冬の贈りもの2(フィリア)
歴史の授業が終わったあと、ふと気づいた。
(あれ、そういやフィリア、今日授業出てなかったな)
具合でも悪いのかと、少しだけ胸がざわつく。
教会の中を探して歩き回って――
いた。
フィリアは、大きなステンドグラスの前に膝をついていた。
両手を静かに組んで、そっと祈りを捧げている。
(……やっぱ、きれいだな)
その姿は、まるで光そのものだった。
「……フィリア」
呼びかけると、フィリアはふわっと振り向いた。
やさしい、柔らかな笑顔。
「ルクスくん。……こんにちは」
「ここにいたんだな。……何してたの?」
フィリアは、静かに目を伏せて――
「……お父様のことを、思っていました」
「どうか、健やかに過ごせていますようにって……」
(……ほんと、この子は優しいな)
「……フィリアは、ほんとにいい子だな。
きっと、神様もちゃんと見てるよ」
そう言うと、フィリアは小さく笑って――
「……そうだと、いいんですけど」
少しだけ首を傾げて、はにかむその横顔を見ながら、
俺はポケットの中に手を入れた。
(よし……ここで渡すしかない)
「……なあ、フィリア」
「……はい?」
「その……優しい子には、ちゃんとお礼したくて」
俺は、手のひらに包んでいた小さな髪留めをそっと差し出した。
「いつもありがとう。
……俺、フィリアの笑顔見ると、元気出るんだ」
フィリアは目を丸くして、それからゆっくりと――
その髪留めを両手で受け取った。
「……えっ……これ、わたしに?」
「うん。
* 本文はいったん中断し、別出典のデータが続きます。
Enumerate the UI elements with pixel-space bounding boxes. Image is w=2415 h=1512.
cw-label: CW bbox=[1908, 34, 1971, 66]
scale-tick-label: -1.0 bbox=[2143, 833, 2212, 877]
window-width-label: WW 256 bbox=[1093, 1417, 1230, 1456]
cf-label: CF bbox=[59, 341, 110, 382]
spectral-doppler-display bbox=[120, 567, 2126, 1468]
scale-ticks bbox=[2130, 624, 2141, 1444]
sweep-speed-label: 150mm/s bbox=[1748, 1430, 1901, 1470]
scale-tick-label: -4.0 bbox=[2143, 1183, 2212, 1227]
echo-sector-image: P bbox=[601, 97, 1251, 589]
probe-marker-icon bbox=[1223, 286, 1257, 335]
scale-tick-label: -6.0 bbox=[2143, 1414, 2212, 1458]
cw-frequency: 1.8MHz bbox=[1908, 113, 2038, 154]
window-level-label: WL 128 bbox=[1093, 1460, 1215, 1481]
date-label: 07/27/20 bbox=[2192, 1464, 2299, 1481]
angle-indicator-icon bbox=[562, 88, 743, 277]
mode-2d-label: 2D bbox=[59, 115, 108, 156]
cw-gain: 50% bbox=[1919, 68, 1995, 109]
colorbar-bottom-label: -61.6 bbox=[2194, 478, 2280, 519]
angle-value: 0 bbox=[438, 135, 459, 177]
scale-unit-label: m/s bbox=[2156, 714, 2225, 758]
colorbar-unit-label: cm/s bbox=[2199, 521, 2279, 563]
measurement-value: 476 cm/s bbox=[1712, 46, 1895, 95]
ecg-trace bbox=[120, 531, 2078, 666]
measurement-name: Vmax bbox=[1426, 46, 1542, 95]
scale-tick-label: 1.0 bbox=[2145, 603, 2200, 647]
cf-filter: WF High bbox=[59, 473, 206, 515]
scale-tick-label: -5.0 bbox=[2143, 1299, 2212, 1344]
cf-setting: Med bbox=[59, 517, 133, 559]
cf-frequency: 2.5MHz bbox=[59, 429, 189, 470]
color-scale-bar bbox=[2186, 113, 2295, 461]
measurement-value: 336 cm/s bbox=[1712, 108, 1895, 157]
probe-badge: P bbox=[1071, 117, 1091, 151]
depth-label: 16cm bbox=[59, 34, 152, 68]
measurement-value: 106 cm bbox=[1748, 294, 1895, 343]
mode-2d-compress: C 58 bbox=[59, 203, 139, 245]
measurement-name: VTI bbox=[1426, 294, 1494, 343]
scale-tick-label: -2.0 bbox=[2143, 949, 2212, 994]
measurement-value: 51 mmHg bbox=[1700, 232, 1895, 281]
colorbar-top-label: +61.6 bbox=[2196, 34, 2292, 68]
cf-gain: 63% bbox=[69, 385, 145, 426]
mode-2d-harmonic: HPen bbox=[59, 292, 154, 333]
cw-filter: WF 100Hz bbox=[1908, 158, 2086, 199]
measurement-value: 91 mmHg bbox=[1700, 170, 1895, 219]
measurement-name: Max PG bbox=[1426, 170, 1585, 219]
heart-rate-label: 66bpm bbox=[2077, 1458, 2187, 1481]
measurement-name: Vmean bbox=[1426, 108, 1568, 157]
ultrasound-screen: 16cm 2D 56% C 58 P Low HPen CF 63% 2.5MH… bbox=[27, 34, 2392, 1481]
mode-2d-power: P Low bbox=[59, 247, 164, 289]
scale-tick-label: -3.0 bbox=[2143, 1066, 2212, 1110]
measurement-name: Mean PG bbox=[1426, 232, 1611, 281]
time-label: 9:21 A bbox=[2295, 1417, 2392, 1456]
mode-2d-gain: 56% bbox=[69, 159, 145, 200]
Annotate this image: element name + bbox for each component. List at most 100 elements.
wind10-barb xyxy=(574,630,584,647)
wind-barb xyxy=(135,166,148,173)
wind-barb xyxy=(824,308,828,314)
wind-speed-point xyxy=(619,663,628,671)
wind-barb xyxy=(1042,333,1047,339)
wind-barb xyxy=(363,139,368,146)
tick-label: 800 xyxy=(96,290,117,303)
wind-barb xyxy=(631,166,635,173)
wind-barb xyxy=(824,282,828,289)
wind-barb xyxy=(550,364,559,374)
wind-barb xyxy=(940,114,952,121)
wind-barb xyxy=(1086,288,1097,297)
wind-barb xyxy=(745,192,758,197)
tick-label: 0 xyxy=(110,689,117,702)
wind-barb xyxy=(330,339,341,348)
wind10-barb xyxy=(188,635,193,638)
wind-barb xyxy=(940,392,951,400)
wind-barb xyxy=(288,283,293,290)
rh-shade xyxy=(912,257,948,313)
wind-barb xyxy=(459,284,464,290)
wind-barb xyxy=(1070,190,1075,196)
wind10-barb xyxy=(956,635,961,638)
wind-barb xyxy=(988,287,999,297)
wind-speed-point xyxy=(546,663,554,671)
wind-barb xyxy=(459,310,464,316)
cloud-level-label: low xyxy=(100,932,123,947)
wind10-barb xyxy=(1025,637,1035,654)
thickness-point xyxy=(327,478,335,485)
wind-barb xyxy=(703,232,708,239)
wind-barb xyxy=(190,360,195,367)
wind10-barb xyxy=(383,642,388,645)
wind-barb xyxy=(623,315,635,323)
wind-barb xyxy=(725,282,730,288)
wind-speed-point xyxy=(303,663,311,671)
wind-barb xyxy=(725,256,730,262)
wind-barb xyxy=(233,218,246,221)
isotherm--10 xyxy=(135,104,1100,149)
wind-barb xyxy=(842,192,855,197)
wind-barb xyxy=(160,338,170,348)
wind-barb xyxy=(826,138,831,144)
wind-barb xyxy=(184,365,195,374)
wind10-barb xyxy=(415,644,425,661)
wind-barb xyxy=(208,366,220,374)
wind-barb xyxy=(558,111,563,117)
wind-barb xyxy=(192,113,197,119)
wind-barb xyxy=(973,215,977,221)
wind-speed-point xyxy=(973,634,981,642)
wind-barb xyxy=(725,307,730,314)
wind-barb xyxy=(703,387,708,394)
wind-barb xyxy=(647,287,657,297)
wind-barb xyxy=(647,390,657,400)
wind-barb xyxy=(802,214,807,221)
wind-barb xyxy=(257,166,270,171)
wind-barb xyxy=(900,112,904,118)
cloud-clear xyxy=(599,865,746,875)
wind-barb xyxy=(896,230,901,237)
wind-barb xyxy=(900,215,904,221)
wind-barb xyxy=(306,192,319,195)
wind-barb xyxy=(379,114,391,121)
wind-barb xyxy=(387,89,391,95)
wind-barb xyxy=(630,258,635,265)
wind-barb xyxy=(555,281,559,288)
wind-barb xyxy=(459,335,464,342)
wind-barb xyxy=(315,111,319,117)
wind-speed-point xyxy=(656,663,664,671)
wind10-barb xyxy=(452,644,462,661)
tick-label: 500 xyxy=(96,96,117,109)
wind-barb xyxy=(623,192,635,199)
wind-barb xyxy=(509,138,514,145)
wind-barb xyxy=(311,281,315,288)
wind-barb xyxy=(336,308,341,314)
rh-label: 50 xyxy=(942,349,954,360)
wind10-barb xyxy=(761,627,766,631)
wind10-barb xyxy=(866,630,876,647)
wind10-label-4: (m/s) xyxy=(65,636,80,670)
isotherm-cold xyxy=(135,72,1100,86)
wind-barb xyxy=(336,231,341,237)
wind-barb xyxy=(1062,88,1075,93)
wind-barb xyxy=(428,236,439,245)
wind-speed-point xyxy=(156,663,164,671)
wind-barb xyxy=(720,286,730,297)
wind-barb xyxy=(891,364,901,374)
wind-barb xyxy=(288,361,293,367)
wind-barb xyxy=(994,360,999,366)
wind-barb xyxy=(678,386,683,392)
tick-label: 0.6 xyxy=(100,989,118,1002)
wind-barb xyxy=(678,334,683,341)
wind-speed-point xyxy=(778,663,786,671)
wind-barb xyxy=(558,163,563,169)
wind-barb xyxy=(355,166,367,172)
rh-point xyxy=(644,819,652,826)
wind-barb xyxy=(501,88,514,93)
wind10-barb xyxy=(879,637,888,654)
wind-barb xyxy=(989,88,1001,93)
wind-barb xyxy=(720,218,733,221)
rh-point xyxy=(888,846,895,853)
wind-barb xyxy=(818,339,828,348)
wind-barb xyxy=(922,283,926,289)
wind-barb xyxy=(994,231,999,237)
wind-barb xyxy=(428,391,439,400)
絶対似合うと思って」
フィリアは、手のひらの中で揺れる髪留めを見つめ――
「……つけてみても、いいですか?」
と、おそるおそる顔を上げた。
「もちろん」
言うと、フィリアは小さな鏡を取り出して、そっとこめかみのあたりに髪留めを添えた。
淡い花の形をした髪飾りが、陽の光にきらりと輝く。
つけた瞬間――
「……どう、ですか?」
はにかむように微笑むフィリア。
(……めっちゃ、似合ってる)
「最高。もう、花そのものって感じ」
そう言うと、フィリアの頬がぽっと染まった。
「……ふふっ、ありがとうございます。
ルクスくんが選んでくれたものだから……すごく、うれしいです」
その笑顔は、まるで春に咲く一輪の花みたいだった。
それから、少しだけ目をそらしながら――俺は、つぶやくように言った。
「……可愛くてさ。いつも目で追っちゃう」
その一言に、フィリアの頬がほんのり染まる。
けれど、逃げるようなそぶりは見せずに――
「……わたしも、です」
「ルクスくんのこと、気づくと……見ちゃってて」
フィリアは、恥ずかしそうに笑った。
「がんばってる姿が、なんていうか……
空に輝く、一等星みたいで……つい、目で追っちゃうんです」
「……!」
心臓が跳ねるような言葉に、俺も思わず顔が熱くなる。
二人して、顔を赤くしたまま黙り込んでしまった。
でも、その沈黙は――
どこまでも、やさしくて。
ほんの少し、距離が近づいた気がした。
そんな俺の心を見透かすように、フィリアがぽつりとつぶやいた。
「……わたし、魔法の勉強が得意なので……
今度、いっしょに勉強しませんか?」
「え?」
「ルクスくんも、新しい魔法を試したりしてるって言ってたから……
色々お話ししたいなーって、思ってて」
(……いや、待って、それデートのお誘いってことじゃない?)
即答だった。
「もちろん! ぜひぜひ! ぜひともよろしくお願いします!!」
フィリアが嬉しそうに、にこっ。
(ああ、その笑顔……破壊力エグい)
(お花の妖精? 笑顔の精霊? いや、もうなんでもいい)
(俺のハートは――完全に撃ち抜かれた)
(……次元大介もびっくりだよ、マジで)
そんな妄想をしていたところで――
――カン、カン、カン……
教会の鐘が鳴った。授業再開の合図。
「あ……また授業、ですね」
フィリアは名残惜しそうに言いながら、そっと立ち上がる。
「またあとで……がんばってくださいね、ルクスくん」
「う、うんそっちも……」
フィリアはくるりと振り返り、軽く手を振ってくれた。
淡いピンクの髪留めが、ふわりと揺れた。